As many downwinders pointed out, the U.S. government refused to help them—even while they were helping non-Americans who had been exposed to fallout from nuclear tests outside of the United States. This anti-American bias continues to this day where illegal alien families are apparently going to be enriched overnight by federal authorities.

Of course, this was not the only time that the federal government turned on American citizens who it determined to be less deserving of protection than others. Between 1932 and 1972 by the United States Public Health Service and the Centers for Disease Control and Prevention conducted a study on a group of nearly 600 impoverished American citizens—African Americans with syphilis in the Tuskegee Syphilis Study.

The men were promised free medical care but were never informed of their syphilis diagnosis. They were given placebos and ineffective treatments in a study that lasted 40 years. None of the infected men were treated with penicillin despite the fact that by 1947 it was widely available as a treatment for syphilis. Twenty-eight patients died directly from syphilis, 100 died from complications related to syphilis, 40 of the patients' wives were infected with syphilis, and 19 children were born with congenital syphilis.

Unlike illegal aliens who stand to get rich, all these African Americans and their families received from the U.S. government was a belated apology from President Clinton in 1997. They didn’t receive huge payouts for the physical and psychological trauma that they, their families, and their descendants suffered.

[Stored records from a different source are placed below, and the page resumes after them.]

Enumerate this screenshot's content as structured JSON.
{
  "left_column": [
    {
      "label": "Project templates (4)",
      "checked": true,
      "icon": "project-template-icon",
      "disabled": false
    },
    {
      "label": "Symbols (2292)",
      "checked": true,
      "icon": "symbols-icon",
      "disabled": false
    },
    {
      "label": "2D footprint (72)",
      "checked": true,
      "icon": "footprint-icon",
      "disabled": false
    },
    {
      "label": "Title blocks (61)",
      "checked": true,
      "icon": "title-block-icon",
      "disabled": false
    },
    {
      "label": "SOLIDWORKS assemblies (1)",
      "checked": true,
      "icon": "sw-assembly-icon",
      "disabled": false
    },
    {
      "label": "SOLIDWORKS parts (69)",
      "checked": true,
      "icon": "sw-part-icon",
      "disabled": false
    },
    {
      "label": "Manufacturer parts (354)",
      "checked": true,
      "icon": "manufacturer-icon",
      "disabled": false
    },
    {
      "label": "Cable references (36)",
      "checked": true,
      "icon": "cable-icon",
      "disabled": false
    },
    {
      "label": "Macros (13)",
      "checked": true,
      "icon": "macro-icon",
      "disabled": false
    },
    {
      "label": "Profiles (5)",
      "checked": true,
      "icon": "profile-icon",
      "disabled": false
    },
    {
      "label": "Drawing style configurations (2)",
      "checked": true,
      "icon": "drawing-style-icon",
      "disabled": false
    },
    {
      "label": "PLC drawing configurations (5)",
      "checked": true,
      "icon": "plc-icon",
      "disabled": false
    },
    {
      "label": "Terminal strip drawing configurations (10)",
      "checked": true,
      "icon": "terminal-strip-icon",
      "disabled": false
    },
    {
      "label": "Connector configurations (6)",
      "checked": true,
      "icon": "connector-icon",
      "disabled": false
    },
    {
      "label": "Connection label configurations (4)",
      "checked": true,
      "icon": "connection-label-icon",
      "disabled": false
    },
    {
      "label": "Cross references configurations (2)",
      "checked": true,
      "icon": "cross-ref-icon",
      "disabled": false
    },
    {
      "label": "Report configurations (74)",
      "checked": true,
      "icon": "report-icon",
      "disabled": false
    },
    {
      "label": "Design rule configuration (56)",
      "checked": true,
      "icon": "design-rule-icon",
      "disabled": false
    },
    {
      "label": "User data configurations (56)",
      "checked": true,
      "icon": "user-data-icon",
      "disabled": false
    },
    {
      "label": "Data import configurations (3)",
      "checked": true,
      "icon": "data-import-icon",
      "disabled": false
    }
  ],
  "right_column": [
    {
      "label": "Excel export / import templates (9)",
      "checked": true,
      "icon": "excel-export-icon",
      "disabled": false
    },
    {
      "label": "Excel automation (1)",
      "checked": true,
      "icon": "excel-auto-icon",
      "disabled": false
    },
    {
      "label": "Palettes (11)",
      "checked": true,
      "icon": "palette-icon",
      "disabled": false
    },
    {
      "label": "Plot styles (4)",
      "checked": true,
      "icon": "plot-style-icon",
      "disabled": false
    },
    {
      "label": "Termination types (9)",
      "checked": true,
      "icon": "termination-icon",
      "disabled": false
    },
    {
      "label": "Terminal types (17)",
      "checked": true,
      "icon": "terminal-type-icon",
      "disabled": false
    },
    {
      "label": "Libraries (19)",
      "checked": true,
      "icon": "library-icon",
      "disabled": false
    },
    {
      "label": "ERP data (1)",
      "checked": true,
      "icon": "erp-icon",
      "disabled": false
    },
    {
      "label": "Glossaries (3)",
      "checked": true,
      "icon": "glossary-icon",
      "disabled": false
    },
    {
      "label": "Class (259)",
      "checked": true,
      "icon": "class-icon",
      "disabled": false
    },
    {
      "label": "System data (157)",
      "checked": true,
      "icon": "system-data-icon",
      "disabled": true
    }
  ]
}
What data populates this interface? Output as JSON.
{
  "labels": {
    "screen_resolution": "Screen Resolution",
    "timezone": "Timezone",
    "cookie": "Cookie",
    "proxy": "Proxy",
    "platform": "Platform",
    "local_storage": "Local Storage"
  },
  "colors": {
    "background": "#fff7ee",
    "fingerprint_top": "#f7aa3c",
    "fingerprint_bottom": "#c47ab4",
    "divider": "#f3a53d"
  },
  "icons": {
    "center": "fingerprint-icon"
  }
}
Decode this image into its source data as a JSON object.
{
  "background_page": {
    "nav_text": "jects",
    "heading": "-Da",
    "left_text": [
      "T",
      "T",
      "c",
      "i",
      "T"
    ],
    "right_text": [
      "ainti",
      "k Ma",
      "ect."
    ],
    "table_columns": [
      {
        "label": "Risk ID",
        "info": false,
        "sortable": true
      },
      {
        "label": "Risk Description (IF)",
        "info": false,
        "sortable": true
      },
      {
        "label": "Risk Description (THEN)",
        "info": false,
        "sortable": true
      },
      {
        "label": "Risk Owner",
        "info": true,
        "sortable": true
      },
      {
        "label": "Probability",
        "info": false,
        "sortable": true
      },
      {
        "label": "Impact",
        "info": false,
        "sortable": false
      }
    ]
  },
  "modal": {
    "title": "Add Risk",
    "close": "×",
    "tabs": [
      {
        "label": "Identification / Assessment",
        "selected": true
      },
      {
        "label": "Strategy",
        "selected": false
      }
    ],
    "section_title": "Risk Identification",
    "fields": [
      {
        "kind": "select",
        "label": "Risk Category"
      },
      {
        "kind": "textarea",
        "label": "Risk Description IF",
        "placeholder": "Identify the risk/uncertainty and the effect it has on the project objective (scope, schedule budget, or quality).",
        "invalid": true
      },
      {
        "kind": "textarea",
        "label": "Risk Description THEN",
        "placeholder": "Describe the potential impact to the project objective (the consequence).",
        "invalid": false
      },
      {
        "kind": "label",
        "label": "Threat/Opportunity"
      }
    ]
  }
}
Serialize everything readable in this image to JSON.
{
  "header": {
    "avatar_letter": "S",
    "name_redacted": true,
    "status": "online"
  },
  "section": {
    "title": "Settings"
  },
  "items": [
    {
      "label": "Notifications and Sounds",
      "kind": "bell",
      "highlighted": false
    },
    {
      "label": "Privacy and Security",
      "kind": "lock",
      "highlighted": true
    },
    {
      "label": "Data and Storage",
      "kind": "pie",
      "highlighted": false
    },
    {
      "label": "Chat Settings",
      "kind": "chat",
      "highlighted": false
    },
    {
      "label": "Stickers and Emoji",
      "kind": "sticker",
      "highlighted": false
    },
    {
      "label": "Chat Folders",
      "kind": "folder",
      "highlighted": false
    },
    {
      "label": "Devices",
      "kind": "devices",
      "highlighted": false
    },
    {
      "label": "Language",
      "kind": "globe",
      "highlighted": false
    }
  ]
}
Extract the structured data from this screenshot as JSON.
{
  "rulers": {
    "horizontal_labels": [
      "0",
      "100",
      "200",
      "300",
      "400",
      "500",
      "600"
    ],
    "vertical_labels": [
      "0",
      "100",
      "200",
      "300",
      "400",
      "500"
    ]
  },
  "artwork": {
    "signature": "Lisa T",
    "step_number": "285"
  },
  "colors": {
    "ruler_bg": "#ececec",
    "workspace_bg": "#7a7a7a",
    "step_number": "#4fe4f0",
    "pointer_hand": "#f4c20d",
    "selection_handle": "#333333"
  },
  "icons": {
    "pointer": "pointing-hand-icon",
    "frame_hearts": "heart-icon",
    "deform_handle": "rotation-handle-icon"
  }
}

Of course, there are other examples of mistreatment of American citizens and the government’s refusal to acknowledge what it has done. Vietnam veterans have never been satisfactorily compensated for the harm they suffered from Agent Orange. Residents living near U.S. military bases are left holding the bag when pollutants enter the ground water and destroy their health and livelihoods. And even today, our wounded warriors have to rely on charitable groups to meet many of their needs.

When Americans hear that the Biden administration and the Washington, D.C.-centric federal government was even considering giving illegal aliens $450,000 each, they are justifiably shocked and angry.